Artisans of the highest rank had an income of about 63 rubles, which was more than that of blacksmiths, turners and locksmiths. The workers began to buy more gourmet products. If we talk about people of mental labor, then we can give a simple example: a gymnasium teacher, for example, received more than a highly qualified worker.
The military also lived in different ways, everything depended on the rank. The general's annual salary was approximately 8,000 rubles. The colonel has about 2800 rubles, the lieutenant has 1110, and the warrant officer has about 800 rubles. But the officers had to buy themselves expensive uniforms at their own expense.
Consumer baskets before and after WWI
The First World War did not have much of an impact on the consumer basket. There was enough food, only sugar was sold with coupons. But it should be noted that at the same time food prices went up and quadrupled in 3 years. However, salaries have also grown. For example: in 1914, the monthly salary of a worker at the St. Petersburg Putilov plant was 50 rubles, and at the beginning of 1917 at the St. Petersburg Obukhov plant, the worker already received about three hundred rubles, while his monthly budget, taking into account a family of three, was 169 rubles. Of this, 29 rubles were spent on housing, 100 rubles for food, 40 rubles for shoes and clothes.

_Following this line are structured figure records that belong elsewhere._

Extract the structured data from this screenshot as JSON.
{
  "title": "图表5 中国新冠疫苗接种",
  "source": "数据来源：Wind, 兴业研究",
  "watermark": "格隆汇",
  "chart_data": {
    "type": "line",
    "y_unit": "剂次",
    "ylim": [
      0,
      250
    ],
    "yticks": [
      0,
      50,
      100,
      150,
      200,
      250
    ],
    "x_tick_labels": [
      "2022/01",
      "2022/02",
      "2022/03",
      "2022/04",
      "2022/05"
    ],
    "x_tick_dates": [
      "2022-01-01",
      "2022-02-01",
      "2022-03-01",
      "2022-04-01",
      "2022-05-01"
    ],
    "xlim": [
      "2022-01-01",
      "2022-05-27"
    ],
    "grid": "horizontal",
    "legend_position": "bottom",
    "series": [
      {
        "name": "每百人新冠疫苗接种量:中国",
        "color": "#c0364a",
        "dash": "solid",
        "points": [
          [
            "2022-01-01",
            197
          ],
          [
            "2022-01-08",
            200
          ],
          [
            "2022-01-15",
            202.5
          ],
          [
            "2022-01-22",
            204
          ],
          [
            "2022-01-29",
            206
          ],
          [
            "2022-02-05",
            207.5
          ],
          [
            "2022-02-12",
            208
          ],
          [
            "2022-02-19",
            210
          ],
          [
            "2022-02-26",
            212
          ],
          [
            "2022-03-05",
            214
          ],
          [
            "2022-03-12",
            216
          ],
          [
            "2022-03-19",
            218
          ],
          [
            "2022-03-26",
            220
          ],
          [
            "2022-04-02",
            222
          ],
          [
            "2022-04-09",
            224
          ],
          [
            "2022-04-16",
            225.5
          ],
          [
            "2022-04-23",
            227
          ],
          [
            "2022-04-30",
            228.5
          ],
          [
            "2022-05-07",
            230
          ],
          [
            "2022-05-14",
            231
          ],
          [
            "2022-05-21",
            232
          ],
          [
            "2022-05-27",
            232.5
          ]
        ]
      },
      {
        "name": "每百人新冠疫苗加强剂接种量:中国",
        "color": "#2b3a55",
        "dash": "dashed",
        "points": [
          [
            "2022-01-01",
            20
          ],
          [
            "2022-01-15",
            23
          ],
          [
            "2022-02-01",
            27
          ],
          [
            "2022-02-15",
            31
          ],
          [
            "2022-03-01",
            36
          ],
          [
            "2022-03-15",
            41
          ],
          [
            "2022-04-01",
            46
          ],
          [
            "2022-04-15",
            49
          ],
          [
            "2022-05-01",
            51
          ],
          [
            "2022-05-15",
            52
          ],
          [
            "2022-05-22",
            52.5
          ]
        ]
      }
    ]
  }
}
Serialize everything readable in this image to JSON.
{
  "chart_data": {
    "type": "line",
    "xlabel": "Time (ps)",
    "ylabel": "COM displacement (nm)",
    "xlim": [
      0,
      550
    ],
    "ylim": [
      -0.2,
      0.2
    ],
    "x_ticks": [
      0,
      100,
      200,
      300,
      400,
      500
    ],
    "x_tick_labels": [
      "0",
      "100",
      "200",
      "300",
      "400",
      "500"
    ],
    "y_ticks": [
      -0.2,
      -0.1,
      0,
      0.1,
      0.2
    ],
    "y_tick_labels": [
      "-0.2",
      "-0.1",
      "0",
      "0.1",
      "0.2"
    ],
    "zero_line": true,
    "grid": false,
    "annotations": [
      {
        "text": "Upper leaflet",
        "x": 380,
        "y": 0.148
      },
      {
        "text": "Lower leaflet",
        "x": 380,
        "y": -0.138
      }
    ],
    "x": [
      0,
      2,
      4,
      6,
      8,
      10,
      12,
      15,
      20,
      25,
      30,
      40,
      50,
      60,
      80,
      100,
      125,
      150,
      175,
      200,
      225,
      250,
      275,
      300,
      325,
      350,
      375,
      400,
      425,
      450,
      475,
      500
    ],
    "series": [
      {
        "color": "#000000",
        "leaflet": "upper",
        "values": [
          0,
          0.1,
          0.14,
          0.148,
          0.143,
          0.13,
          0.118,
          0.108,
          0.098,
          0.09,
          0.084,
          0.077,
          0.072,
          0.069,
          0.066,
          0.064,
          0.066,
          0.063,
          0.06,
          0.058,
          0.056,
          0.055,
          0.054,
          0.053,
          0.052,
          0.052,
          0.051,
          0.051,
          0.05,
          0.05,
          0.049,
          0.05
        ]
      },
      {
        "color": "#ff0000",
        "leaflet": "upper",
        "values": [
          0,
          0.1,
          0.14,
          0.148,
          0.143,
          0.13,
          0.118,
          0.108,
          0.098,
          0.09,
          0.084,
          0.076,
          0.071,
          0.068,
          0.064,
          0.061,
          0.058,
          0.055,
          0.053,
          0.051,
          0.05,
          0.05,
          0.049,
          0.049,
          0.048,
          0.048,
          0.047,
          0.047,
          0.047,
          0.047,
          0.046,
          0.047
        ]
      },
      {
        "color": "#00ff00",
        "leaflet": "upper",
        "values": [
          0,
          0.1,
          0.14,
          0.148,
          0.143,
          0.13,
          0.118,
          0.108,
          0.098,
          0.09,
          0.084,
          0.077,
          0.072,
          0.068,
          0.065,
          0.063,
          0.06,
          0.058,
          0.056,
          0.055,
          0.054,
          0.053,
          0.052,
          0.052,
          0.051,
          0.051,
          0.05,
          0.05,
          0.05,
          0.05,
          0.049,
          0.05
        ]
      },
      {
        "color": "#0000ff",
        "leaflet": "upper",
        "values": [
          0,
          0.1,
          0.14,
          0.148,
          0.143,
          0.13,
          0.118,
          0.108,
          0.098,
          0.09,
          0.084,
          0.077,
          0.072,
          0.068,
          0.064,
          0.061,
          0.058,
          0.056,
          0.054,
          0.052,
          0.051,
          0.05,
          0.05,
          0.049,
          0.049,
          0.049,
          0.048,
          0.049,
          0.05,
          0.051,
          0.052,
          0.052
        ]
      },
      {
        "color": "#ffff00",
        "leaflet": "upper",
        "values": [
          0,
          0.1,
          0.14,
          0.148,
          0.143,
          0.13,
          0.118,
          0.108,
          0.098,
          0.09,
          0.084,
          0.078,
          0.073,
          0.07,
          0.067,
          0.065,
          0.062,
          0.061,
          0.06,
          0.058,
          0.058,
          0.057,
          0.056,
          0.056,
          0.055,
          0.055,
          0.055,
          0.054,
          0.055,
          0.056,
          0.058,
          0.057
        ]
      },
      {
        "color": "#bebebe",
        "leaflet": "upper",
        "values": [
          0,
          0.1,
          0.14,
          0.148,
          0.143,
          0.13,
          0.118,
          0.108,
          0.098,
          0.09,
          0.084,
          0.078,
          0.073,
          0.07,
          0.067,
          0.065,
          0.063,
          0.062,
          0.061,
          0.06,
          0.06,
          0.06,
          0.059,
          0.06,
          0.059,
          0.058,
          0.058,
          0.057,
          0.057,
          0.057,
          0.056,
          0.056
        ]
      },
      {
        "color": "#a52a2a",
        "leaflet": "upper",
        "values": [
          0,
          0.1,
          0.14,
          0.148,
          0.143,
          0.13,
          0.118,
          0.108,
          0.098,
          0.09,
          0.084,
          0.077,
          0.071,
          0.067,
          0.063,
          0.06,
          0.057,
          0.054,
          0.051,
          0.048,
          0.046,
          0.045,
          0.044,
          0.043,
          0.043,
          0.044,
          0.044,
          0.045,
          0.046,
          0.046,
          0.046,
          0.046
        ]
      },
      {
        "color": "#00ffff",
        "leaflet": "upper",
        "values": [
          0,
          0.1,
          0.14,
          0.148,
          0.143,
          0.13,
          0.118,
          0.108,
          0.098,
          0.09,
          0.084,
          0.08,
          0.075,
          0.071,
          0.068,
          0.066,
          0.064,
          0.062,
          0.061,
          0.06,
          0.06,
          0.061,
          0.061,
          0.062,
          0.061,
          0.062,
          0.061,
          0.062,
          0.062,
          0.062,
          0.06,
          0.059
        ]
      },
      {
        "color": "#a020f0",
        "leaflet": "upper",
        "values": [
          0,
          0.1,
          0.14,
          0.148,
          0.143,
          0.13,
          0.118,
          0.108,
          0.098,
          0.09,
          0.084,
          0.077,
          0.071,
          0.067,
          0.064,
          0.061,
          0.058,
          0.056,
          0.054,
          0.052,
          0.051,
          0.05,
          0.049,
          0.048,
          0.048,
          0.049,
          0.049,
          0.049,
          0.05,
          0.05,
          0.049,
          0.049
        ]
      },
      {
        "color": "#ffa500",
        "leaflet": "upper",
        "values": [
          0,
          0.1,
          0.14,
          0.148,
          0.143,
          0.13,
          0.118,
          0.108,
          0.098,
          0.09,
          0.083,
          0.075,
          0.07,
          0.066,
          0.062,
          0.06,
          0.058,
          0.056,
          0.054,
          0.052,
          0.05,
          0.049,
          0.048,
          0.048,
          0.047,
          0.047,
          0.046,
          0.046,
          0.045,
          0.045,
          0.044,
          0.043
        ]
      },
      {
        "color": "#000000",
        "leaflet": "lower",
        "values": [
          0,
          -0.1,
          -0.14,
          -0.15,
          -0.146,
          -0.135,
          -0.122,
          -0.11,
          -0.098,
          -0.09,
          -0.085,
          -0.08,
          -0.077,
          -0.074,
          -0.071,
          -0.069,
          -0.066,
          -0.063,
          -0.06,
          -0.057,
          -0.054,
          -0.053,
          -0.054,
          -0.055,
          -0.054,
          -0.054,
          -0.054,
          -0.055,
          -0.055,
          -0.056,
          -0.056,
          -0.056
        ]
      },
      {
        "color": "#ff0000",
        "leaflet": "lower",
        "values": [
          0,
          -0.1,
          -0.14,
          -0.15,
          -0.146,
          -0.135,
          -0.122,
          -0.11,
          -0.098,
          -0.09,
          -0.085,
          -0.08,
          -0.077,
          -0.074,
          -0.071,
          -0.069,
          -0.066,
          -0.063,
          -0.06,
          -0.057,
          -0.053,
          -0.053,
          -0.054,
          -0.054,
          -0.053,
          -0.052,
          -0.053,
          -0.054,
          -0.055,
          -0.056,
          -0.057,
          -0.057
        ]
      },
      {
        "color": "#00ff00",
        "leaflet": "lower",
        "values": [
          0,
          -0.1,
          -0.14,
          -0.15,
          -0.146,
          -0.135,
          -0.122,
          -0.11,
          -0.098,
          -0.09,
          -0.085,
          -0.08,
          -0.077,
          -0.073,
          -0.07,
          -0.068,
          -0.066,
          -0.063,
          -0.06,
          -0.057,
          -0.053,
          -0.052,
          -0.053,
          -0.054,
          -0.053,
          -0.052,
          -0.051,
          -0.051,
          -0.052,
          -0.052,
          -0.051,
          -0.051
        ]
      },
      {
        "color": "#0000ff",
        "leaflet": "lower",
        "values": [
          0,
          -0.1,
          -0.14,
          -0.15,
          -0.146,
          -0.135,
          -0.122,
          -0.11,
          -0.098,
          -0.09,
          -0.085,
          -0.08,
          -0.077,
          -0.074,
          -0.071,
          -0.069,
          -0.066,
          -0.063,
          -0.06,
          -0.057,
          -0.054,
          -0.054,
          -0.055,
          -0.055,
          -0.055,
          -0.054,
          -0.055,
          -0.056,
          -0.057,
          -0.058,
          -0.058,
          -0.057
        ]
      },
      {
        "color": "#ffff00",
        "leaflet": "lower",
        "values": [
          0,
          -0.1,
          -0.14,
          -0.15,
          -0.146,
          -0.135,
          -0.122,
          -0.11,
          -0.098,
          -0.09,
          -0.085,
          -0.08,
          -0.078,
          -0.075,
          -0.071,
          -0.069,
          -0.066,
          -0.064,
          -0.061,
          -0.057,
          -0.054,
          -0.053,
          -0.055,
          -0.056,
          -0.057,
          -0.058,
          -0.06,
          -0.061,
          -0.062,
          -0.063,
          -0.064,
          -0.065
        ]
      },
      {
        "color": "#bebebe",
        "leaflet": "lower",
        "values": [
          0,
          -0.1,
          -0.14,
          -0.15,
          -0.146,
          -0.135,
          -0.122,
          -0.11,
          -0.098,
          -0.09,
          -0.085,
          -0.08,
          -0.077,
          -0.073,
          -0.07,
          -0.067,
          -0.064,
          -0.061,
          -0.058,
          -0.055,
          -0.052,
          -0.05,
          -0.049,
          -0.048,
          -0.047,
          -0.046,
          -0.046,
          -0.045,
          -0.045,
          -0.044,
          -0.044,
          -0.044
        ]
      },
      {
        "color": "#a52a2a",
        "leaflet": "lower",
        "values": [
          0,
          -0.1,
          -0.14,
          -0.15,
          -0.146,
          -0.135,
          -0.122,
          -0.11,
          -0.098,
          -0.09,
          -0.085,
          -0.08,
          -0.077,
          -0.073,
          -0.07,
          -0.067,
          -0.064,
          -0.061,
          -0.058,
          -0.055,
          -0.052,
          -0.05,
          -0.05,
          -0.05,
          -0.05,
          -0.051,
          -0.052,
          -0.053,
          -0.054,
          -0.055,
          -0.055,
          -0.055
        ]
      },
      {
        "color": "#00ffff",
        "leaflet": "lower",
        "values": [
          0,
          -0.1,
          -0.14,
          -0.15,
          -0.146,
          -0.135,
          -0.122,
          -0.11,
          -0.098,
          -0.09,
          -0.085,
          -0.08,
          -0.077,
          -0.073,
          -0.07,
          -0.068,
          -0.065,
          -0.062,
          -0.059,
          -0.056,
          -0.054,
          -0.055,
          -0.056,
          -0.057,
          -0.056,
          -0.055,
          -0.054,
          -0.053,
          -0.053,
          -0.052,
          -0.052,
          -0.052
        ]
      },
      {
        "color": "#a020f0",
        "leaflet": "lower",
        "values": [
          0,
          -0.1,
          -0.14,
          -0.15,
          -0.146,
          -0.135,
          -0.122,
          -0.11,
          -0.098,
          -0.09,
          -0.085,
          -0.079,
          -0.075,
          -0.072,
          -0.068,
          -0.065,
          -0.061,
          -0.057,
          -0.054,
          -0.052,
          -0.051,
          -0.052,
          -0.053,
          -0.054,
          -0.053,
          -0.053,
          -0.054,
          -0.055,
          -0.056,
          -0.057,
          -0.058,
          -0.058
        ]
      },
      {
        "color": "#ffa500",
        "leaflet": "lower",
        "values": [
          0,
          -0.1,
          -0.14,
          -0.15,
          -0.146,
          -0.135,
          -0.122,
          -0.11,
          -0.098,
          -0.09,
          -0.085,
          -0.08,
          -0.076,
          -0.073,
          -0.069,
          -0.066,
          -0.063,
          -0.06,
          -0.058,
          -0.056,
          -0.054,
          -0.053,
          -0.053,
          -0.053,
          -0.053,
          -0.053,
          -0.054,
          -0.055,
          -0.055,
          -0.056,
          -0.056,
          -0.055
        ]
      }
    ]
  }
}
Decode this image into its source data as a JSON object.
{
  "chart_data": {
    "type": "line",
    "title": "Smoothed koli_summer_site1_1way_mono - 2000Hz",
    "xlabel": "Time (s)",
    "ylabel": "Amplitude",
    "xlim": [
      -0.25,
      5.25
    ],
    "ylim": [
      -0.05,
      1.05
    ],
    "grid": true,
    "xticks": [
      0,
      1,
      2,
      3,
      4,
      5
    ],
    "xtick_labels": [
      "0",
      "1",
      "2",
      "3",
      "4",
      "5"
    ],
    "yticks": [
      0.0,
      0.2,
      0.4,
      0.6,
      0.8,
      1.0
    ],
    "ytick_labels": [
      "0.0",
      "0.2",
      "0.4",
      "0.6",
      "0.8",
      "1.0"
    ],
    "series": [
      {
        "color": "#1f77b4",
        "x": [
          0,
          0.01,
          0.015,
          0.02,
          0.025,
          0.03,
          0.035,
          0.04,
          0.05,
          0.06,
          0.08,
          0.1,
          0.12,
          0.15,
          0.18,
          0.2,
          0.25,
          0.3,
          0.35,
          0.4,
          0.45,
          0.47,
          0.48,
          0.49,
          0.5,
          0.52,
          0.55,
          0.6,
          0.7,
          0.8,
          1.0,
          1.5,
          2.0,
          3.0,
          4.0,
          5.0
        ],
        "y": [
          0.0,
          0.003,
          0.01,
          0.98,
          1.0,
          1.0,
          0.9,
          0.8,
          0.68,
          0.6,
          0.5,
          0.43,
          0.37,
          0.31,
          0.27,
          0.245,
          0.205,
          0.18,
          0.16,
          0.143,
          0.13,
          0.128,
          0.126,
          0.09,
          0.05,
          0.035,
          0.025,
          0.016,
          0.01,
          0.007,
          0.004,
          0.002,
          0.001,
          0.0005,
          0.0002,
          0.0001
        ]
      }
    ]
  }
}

Conclusions: if we talk about the pre-revolutionary consumer basket of workers, it is worth remembering some peculiarities. Minimum taxes, inexpensive agricultural products, and at the same time the direct dependence of costs on skill level had a large impact on the consumer basket. However, after 1907, the quality of this basket began to grow rapidly due to higher wages (by the way, this growth significantly outstripped rapid inflation) and the appearance of cheaper housing. Workers began to spend more on entertainment and organizing interesting leisure activities.